CLEMSON, S.C. — Agricultural engineers at Clemson University have developed technology to tell farmers exactly where to apply fertilizers to their hay fields and how much to use to maximize profits.

“Hay is the No. 3 commercial crop in the United States, yet it is does not have a broadly implemented yield monitor,” said graduate research assistant Perry Loftis, who is working with Clemson agriculture engineer, Kendall Kirk, to rectify that.

Along with former graduate student Guy Ramsey, they have developed two technologies that enable growers to map high- or low-yielding sections of a field. This information prevents farmers from over- and under-applying fertilizers in blanket applications.

Weighing bales

One technology installs on a round hay baler’s hydraulic kicker and weighs round bales as they are ejected from the machine. The other uses ultrasonic sensors that mount on the tongue of any baler and continuously measure height of the windrow — a row of cut hay — as the harvester rolls through the field.

Windrow height can be correlated to hay yield.

“Our key objectives were to build an inexpensive product so you can get a return on investment on it,” Kirk said at the Hay Production Field Day and Workshop at Clemson’s Edisto Research and Field Day.

“In addition, we wanted to build a product that will work on any baler, round baler, small square baler or large square baler,” he continued. “This windrow measurement is not dependent on any internal mechanism on the baler.”

Precision agriculture

Kirk’s work with yield monitors is part of the growing precision agriculture program at the Edisto REC.

Precision agriculture utilizes farming data and technology to reduce waste and optimize farm equipment and materials by targeting the amount and locations of water, fertilizer and chemical applications to the specific areas of a field where the products are needed.

Most growers blanket fertilizers over fields, not accounting for high-yielding spots that pull more nutrients from the soil, Kirk said. As a result, the best spots in a field may under-perform the following year because they are nutrient-deficient, he said.

Conversely, these blanket fertilizer treatments lead to over-application in parts of the field that, for varying reasons, do not produce strong yields. Yield monitors can improve that by allowing for variable rate applications throughout a field.

“What you are doing is maximizing profitability,” Kirk said.

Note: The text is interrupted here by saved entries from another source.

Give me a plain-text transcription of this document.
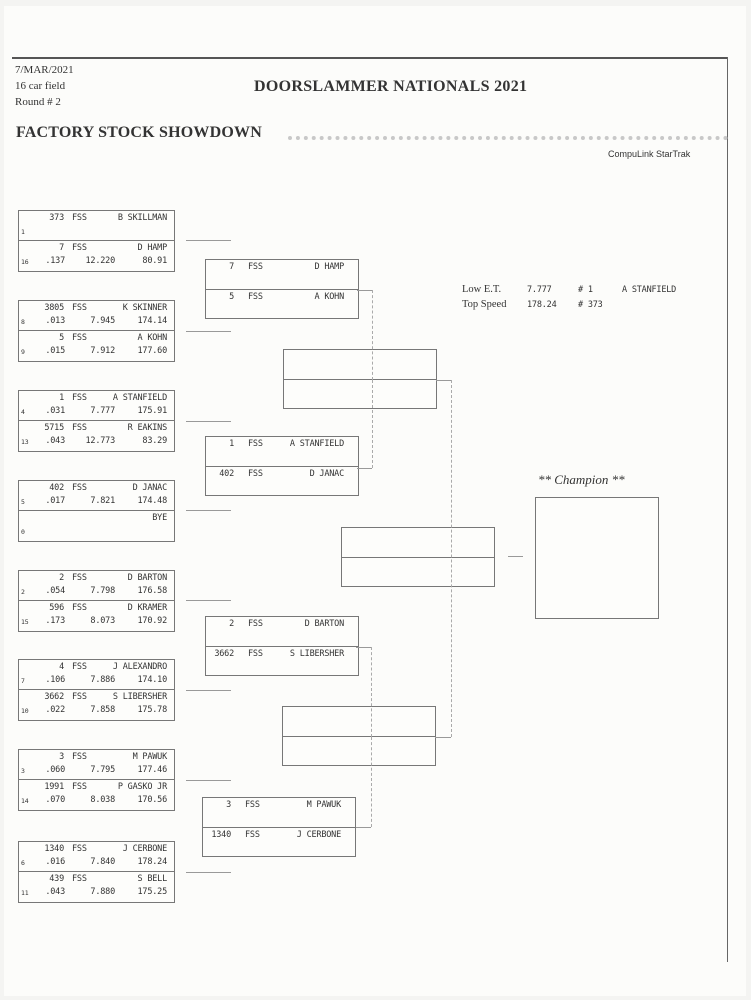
7/MAR/2021
16 car field
Round # 2
DOORSLAMMER NATIONALS 2021
FACTORY STOCK SHOWDOWN
CompuLink StarTrak
Low E.T.	7.777	# 1	A STANFIELD
Top Speed 178.24	# 373
** Champion **
373 FSS	B SKILLMAN
1
7 FSS	D HAMP
16	.137	12.220	80.91
3805 FSS	K SKINNER
8	.013	7.945	174.14
5 FSS	A KOHN
9	.015	7.912	177.60
1 FSS	A STANFIELD
4	.031	7.777	175.91
5715 FSS	R EAKINS
13	.043	12.773	83.29
402 FSS	D JANAC
5	.017	7.821	174.48
BYE
0
2 FSS	D BARTON
2	.054	7.798	176.58
596 FSS	D KRAMER
15	.173	8.073	170.92
4 FSS	J ALEXANDRO
7	.106	7.886	174.10
3662 FSS	S LIBERSHER
10	.022	7.858	175.78
3 FSS	M PAWUK
3	.060	7.795	177.46
1991 FSS	P GASKO JR
14	.070	8.038	170.56
1340 FSS	J CERBONE
6	.016	7.840	178.24
439 FSS	S BELL
11	.043	7.880	175.25
7 FSS	D HAMP
5 FSS	A KOHN
1 FSS	A STANFIELD
402 FSS	D JANAC
2 FSS	D BARTON
3662 FSS	S LIBERSHER
3 FSS	M PAWUK
1340 FSS	J CERBONE
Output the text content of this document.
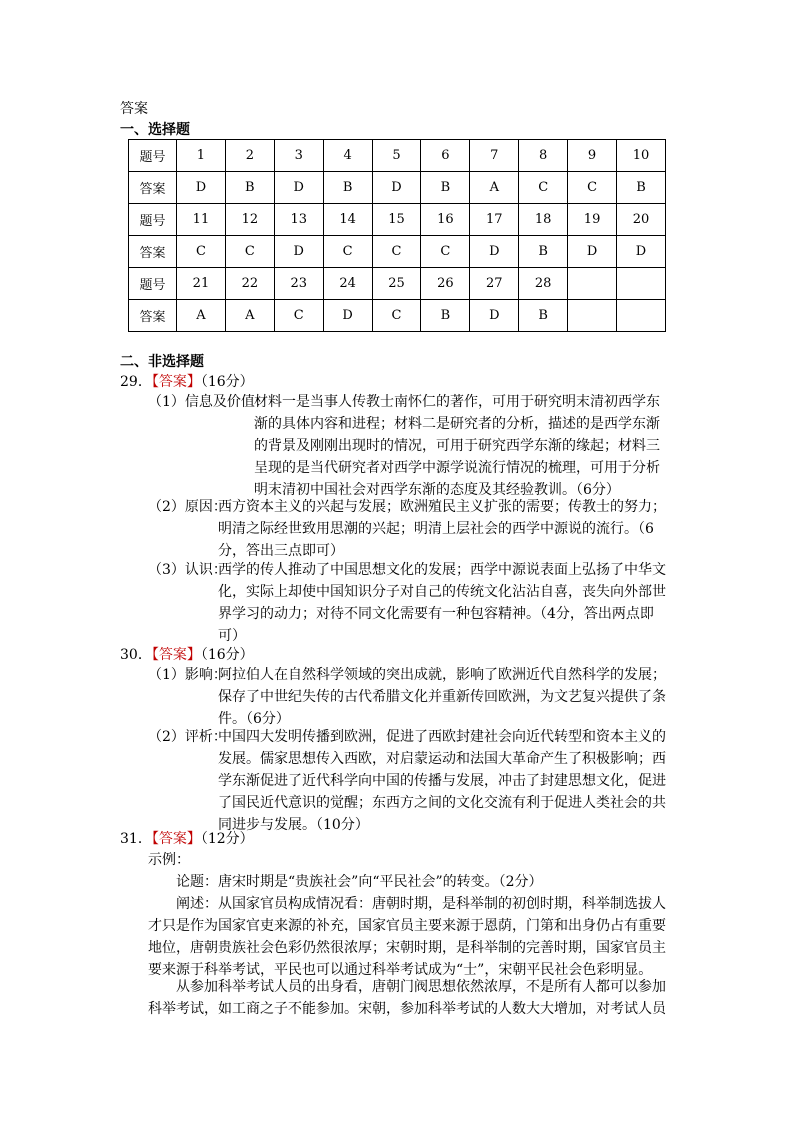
答案
一、选择题
题号	1	2	3	4	5	6	7	8	9	10
答案	D	B	D	B	D	B	A	C	C	B
题号	11	12	13	14	15	16	17	18	19	20
答案	C	C	D	C	C	C	D	B	D	D
题号	21	22	23	24	25	26	27	28		
答案	A	A	C	D	C	B	D	B		
二、非选择题
29．【答案】（16分）
（1）信息及价值：
材料一是当事人传教士南怀仁的著作，可用于研究明末清初西学东渐的具体内容和进程；材料二是研究者的分析，描述的是西学东渐的背景及刚刚出现时的情况，可用于研究西学东渐的缘起；材料三呈现的是当代研究者对西学中源学说流行情况的梳理，可用于分析明末清初中国社会对西学东渐的态度及其经验教训。（6分）
（2）原因：
西方资本主义的兴起与发展；欧洲殖民主义扩张的需要；传教士的努力；明清之际经世致用思潮的兴起；明清上层社会的西学中源说的流行。（6分，答出三点即可）
（3）认识：
西学的传人推动了中国思想文化的发展；西学中源说表面上弘扬了中华文化，实际上却使中国知识分子对自己的传统文化沾沾自喜，丧失向外部世界学习的动力；对待不同文化需要有一种包容精神。（4分，答出两点即可）
30．【答案】（16分）
（1）影响：
阿拉伯人在自然科学领域的突出成就，影响了欧洲近代自然科学的发展；保存了中世纪失传的古代希腊文化并重新传回欧洲，为文艺复兴提供了条件。（6分）
（2）评析：
中国四大发明传播到欧洲，促进了西欧封建社会向近代转型和资本主义的发展。儒家思想传入西欧，对启蒙运动和法国大革命产生了积极影响；西学东渐促进了近代科学向中国的传播与发展，冲击了封建思想文化，促进了国民近代意识的觉醒；东西方之间的文化交流有利于促进人类社会的共同进步与发展。（10分）
31．【答案】（12分）
示例：
论题：唐宋时期是“贵族社会”向“平民社会”的转变。（2分）
阐述：从国家官员构成情况看：唐朝时期，是科举制的初创时期，科举制选拔人才只是作为国家官吏来源的补充，国家官员主要来源于恩荫，门第和出身仍占有重要地位，唐朝贵族社会色彩仍然很浓厚；宋朝时期，是科举制的完善时期，国家官员主要来源于科举考试，平民也可以通过科举考试成为“士”，宋朝平民社会色彩明显。
从参加科举考试人员的出身看，唐朝门阀思想依然浓厚，不是所有人都可以参加科举考试，如工商之子不能参加。宋朝，参加科举考试的人数大大增加，对考试人员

Kirk continues to test the products with efforts to work with manufacturers to bring them to the market for growers. He also is conducting a cost-benefit analysis of the hay-yield monitors, but does not have concrete data yet.

The cost

Yield-monitoring systems cost an estimated $5,000, Loftis said. If the technology increased yields just 1 percent on average or reduced input costs by 2 percent, farmers would recoup investments on the technology in the first year, he said. That’s based on an estimated 29,000 hay balers active in the U.S., with each harvesting about $500,000 in hay a year, according to federal figures.